Komische Oper: Im Schatten junger Mädchenblüte

Der Regisseur Benedict Andrews und der Dirigent Henrik Nánási bringen Sergej Prokofjews „Der feurige Engel“ auf die Bühne der Komischen Oper. Der Abend wird zu einem spannenden Plädoyer für ein selten gespieltes Stück.

Renata war ein Kind, acht Jahre alt, da zeigte sich ihr in ihrem Zimmer ein Engel. Eine Erscheinung im Sonnenstrahl, weißes Gewand, die Augen von himmlischer Bläue, seine Locken gesponnen aus reinem Gold. Dies Erlebnis reißt ihr den Boden der Realität unter den Füßen weg. Sie wird eine Besessene, die ihrer visionären Jugendliebe nachjagt, dem feurigen Engel Madiel. In ihrer Seele aber kämpft sie einen Krieg mit Dämonen und hat solche Angst, dass sie in der ersten Szene der Oper nur so schreit gegen die vermeintliche Attacke eines Unholds. Im Nebenzimmer eines ärmlichen Gasthofs wird ein Schläfer auf sie aufmerksam. So ereignet sich die Exposition des „Feurigen Engels“ von Prokofjew, Musik aus Rhythmus, Repetition und Kantilene.

Mit bewundernswerter Hingabe und stimmlicher Intensität versenkt sich die Russin Svetlana Sozdateleva in die Situation der ekstatischen Frau. Sie beherrscht ihre abendfüllende Rolle barfüßig in kurzem Hemd mit ungewöhnlicher Gewandtheit und Fitness.

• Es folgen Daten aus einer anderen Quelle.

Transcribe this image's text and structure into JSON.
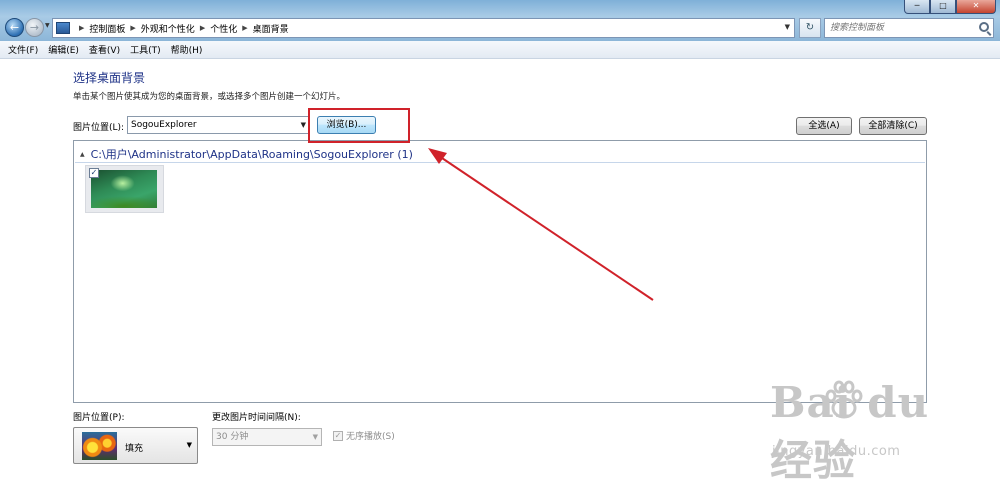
{
  "window": {
    "minimize": "─",
    "maximize": "□",
    "close": "✕"
  },
  "address_bar": {
    "breadcrumbs": [
      "控制面板",
      "外观和个性化",
      "个性化",
      "桌面背景"
    ]
  },
  "search": {
    "placeholder": "搜索控制面板"
  },
  "menu": {
    "items": [
      "文件(F)",
      "编辑(E)",
      "查看(V)",
      "工具(T)",
      "帮助(H)"
    ]
  },
  "main": {
    "title": "选择桌面背景",
    "description": "单击某个图片使其成为您的桌面背景，或选择多个图片创建一个幻灯片。",
    "location_label": "图片位置(L):",
    "location_value": "SogouExplorer",
    "browse_button": "浏览(B)...",
    "select_all_button": "全选(A)",
    "clear_all_button": "全部清除(C)"
  },
  "gallery": {
    "group_path": "C:\\用户\\Administrator\\AppData\\Roaming\\SogouExplorer (1)",
    "items": [
      {
        "checked": true,
        "check_mark": "✓"
      }
    ]
  },
  "bottom": {
    "position_label": "图片位置(P):",
    "position_value": "填充",
    "interval_label": "更改图片时间间隔(N):",
    "interval_value": "30 分钟",
    "shuffle_label": "无序播放(S)",
    "shuffle_checked": true,
    "shuffle_mark": "✓"
  },
  "watermark": {
    "brand": "Bai  du 经验",
    "url": "jingyan.baidu.com"
  },
  "annotation": {
    "color": "#d0222a"
  }
}
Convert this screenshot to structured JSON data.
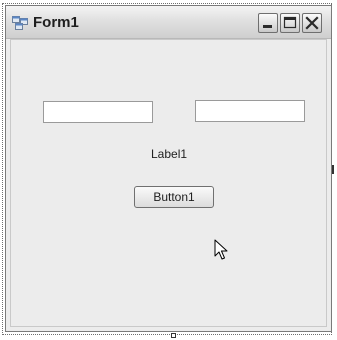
{
  "window": {
    "title": "Form1"
  },
  "title_buttons": {
    "minimize": "minimize-icon",
    "maximize": "maximize-icon",
    "close": "close-icon"
  },
  "form": {
    "textbox1_value": "",
    "textbox2_value": "",
    "label1_text": "Label1",
    "button1_label": "Button1"
  },
  "colors": {
    "client_background": "#ececec",
    "titlebar_background": "#dcdcdc",
    "text": "#222222"
  }
}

Und der australische Regisseur Benedict Andrews malt die Wunder des selten aufgeführten Stücks in der Komischen Oper Berlin voll eindringlicher Fantasie aus. Johannes Schütz hält die Drehbühne mit grauen Stellwänden und Requisiten von der Mülltonne bis zum Benzinkanister für das letale Ende der Heldin so wandelbar wie irgend erdenklich. Er belebt eine Szene, auf der sich Kreis um Kreis ziehen lässt und wunderbare Flammen züngeln. Denn eine Opernheldin ist sie durchaus, diese hysterische Renata mit der singulären Ausstrahlung. Was waren das für Nächte, in denen der Engel mit dem Kind das Lager geteilt hat?

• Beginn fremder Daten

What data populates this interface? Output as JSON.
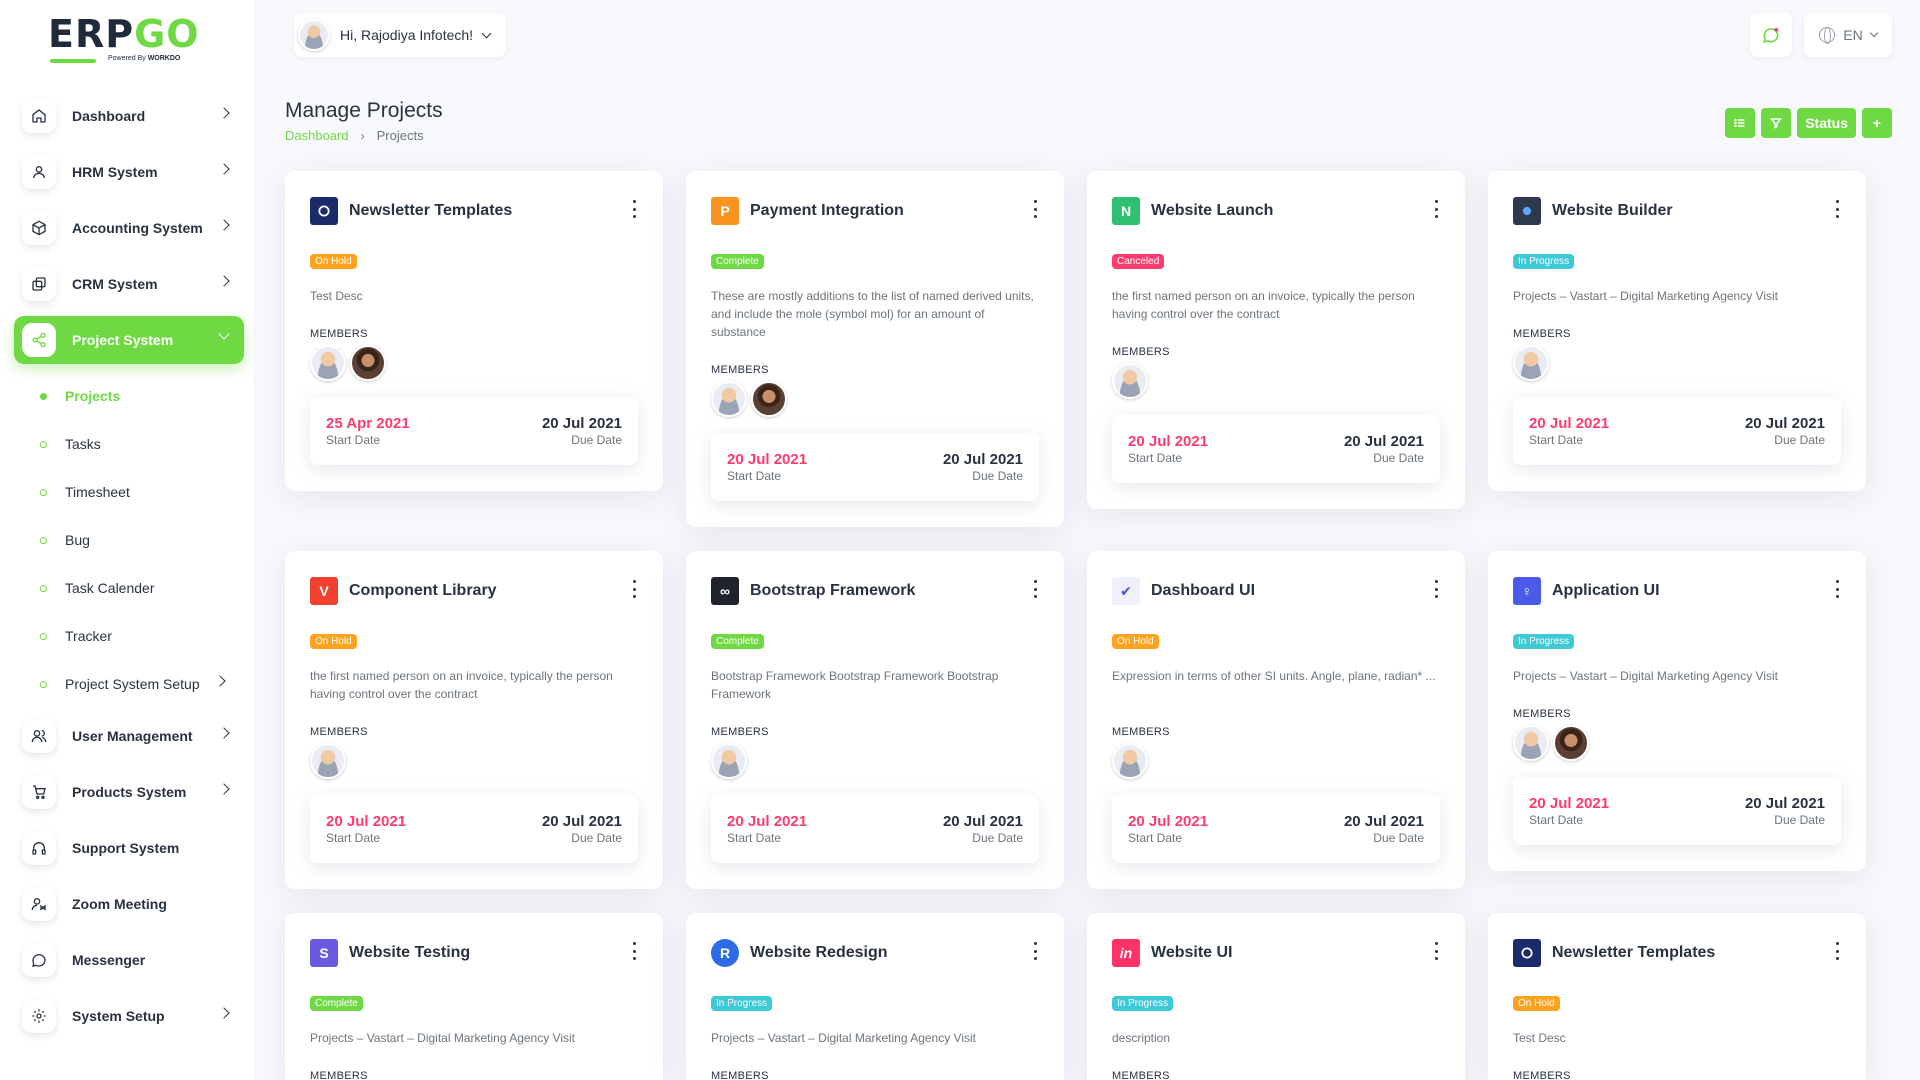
{
  "logo": {
    "erp": "ERP",
    "go": "GO",
    "sub_prefix": "Powered By ",
    "sub_brand": "WORKDO"
  },
  "header": {
    "greeting": "Hi, Rajodiya Infotech!",
    "language": "EN"
  },
  "colors": {
    "accent": "#6fd943",
    "on_hold": "#ffa21d",
    "complete": "#6fd943",
    "canceled": "#ff3a6e",
    "in_progress": "#3ec9d6",
    "start_date": "#ff3a6e"
  },
  "sidebar": {
    "items": [
      {
        "label": "Dashboard",
        "icon": "home-icon"
      },
      {
        "label": "HRM System",
        "icon": "user-icon"
      },
      {
        "label": "Accounting System",
        "icon": "box-icon"
      },
      {
        "label": "CRM System",
        "icon": "layers-icon"
      },
      {
        "label": "Project System",
        "icon": "share-icon"
      }
    ],
    "project_sub": [
      "Projects",
      "Tasks",
      "Timesheet",
      "Bug",
      "Task Calender",
      "Tracker",
      "Project System Setup"
    ],
    "items_after": [
      {
        "label": "User Management",
        "icon": "users-icon"
      },
      {
        "label": "Products System",
        "icon": "cart-icon"
      },
      {
        "label": "Support System",
        "icon": "headphones-icon"
      },
      {
        "label": "Zoom Meeting",
        "icon": "user-video-icon"
      },
      {
        "label": "Messenger",
        "icon": "message-icon"
      },
      {
        "label": "System Setup",
        "icon": "settings-icon"
      }
    ]
  },
  "page": {
    "title": "Manage Projects",
    "breadcrumb": [
      "Dashboard",
      "Projects"
    ]
  },
  "actions": {
    "status_label": "Status",
    "add_label": "+"
  },
  "labels": {
    "members": "MEMBERS",
    "start_date": "Start Date",
    "due_date": "Due Date"
  },
  "projects": [
    {
      "name": "Newsletter Templates",
      "status": "On Hold",
      "desc": "Test Desc",
      "start": "25 Apr 2021",
      "due": "20 Jul 2021"
    },
    {
      "name": "Payment Integration",
      "status": "Complete",
      "desc": "These are mostly additions to the list of named derived units, and include the mole (symbol mol) for an amount of substance",
      "start": "20 Jul 2021",
      "due": "20 Jul 2021"
    },
    {
      "name": "Website Launch",
      "status": "Canceled",
      "desc": "the first named person on an invoice, typically the person having control over the contract",
      "start": "20 Jul 2021",
      "due": "20 Jul 2021"
    },
    {
      "name": "Website Builder",
      "status": "In Progress",
      "desc": "Projects – Vastart – Digital Marketing Agency Visit",
      "start": "20 Jul 2021",
      "due": "20 Jul 2021"
    },
    {
      "name": "Component Library",
      "status": "On Hold",
      "desc": "the first named person on an invoice, typically the person having control over the contract",
      "start": "20 Jul 2021",
      "due": "20 Jul 2021"
    },
    {
      "name": "Bootstrap Framework",
      "status": "Complete",
      "desc": "Bootstrap Framework Bootstrap Framework Bootstrap Framework",
      "start": "20 Jul 2021",
      "due": "20 Jul 2021"
    },
    {
      "name": "Dashboard UI",
      "status": "On Hold",
      "desc": "Expression in terms of other SI units. Angle, plane, radian* ...",
      "start": "20 Jul 2021",
      "due": "20 Jul 2021"
    },
    {
      "name": "Application UI",
      "status": "In Progress",
      "desc": "Projects – Vastart – Digital Marketing Agency Visit",
      "start": "20 Jul 2021",
      "due": "20 Jul 2021"
    },
    {
      "name": "Website Testing",
      "status": "Complete",
      "desc": "Projects – Vastart – Digital Marketing Agency Visit"
    },
    {
      "name": "Website Redesign",
      "status": "In Progress",
      "desc": "Projects – Vastart – Digital Marketing Agency Visit"
    },
    {
      "name": "Website UI",
      "status": "In Progress",
      "desc": "description"
    },
    {
      "name": "Newsletter Templates",
      "status": "On Hold",
      "desc": "Test Desc"
    }
  ]
}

Das ist das Geheimnis, dem die Inszenierung (Dramaturgie: Pavel B. Jiracek) sich stellt. Ruprecht, ein ritterlicher Abenteurer und ihr Zimmernachbar, dessen Name ihr schon bekannt ist, als sie ihn zum ersten Mal sieht, hört sich ihre Geschichte an und verliebt sich spontan in Renata. Er will sie küssen, umfasst sie, und es entsteht ein Ringen zwischen beiden, das Benedict Andrews wie vieles andere als sicheren Personenregisseur erweist. An der Stelle rasen in der Partitur fortissimo die Sechzehntel. Renata aber stößt Ruprecht von sich.

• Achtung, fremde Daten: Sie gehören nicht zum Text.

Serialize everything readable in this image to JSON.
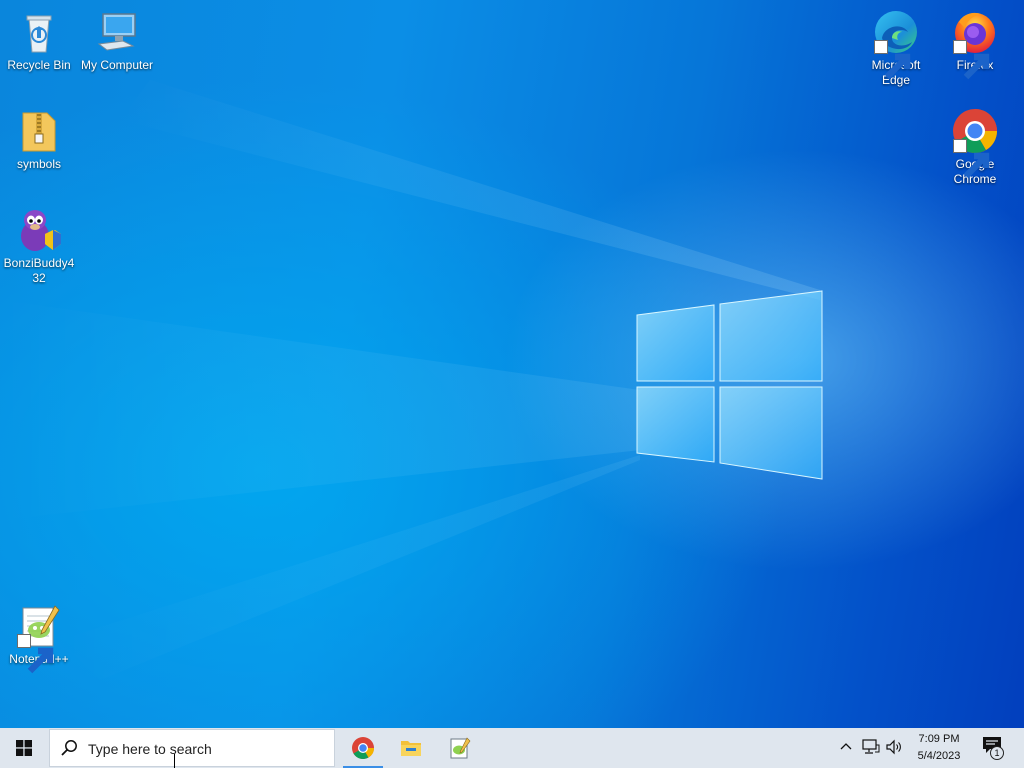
{
  "desktop": {
    "icons": [
      {
        "label": "Recycle Bin",
        "icon": "recycle-bin-icon"
      },
      {
        "label": "My Computer",
        "icon": "computer-icon"
      },
      {
        "label": "symbols",
        "icon": "zip-folder-icon"
      },
      {
        "label": "BonziBuddy432",
        "icon": "bonzibuddy-icon"
      },
      {
        "label": "Notepad++",
        "icon": "notepad-plus-plus-icon"
      },
      {
        "label": "Microsoft Edge",
        "icon": "edge-icon"
      },
      {
        "label": "Firefox",
        "icon": "firefox-icon"
      },
      {
        "label": "Google Chrome",
        "icon": "chrome-icon"
      }
    ]
  },
  "taskbar": {
    "search_placeholder": "Type here to search",
    "pinned_apps": [
      {
        "name": "Google Chrome",
        "icon": "chrome-icon",
        "active": true
      },
      {
        "name": "File Explorer",
        "icon": "file-explorer-icon",
        "active": false
      },
      {
        "name": "Notepad++",
        "icon": "notepad-plus-plus-icon",
        "active": false
      }
    ],
    "tray": {
      "clock_time": "7:09 PM",
      "clock_date": "5/4/2023",
      "notification_count": "1"
    }
  },
  "colors": {
    "desktop_blue": "#0a86dc",
    "taskbar": "#dfe6ee",
    "active_indicator": "#3a8ee6"
  }
}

Als Kind habe sie mit Madiel gespielt, erzählt sie ihm arios, er sei auch in Gestalt von Schmetterlingen und Blumen zu ihr gekommen, wollte sie zu einer Heiligen machen. Als sie später auch körperliche Liebe von ihm ersehnt, verschwindet er. Sie glaubt ihn wiederzuerkennen in dem Erdenmenschen Graf Heinrich, der aussieht wie Madiel.

Die Zeit eines „paradiesischen Sündenfalls“ auf seinem Schloss endet so abrupt, wie die manische Suche des verlassenen Mädchens nach ihm beginnt. Sie wird zur Lebensreise von Renata und Ruprecht, der ihr hörig ist und sich als Retter fühlt. Evez Abdulla verkörpert rührend seine Leidenschaft. Ein kaputtes Paar, sagt der Regisseur.

Der Roman des russischen Symbolisten Waleri J. Brjussow, der Prokofjews eigenem Libretto streckenweise wörtlich zugrunde liegt, gibt sich als Aufzeichnung Ruprechts über seine Erfahrungen mit der exaltierten Renata. Es ist spannende Lektüre, weil der Erzähler gesteht, dass ihm das Vermögen abhandenkommt, die gewöhnlichen und die übernatürlichen Dinge auseinanderzuhalten.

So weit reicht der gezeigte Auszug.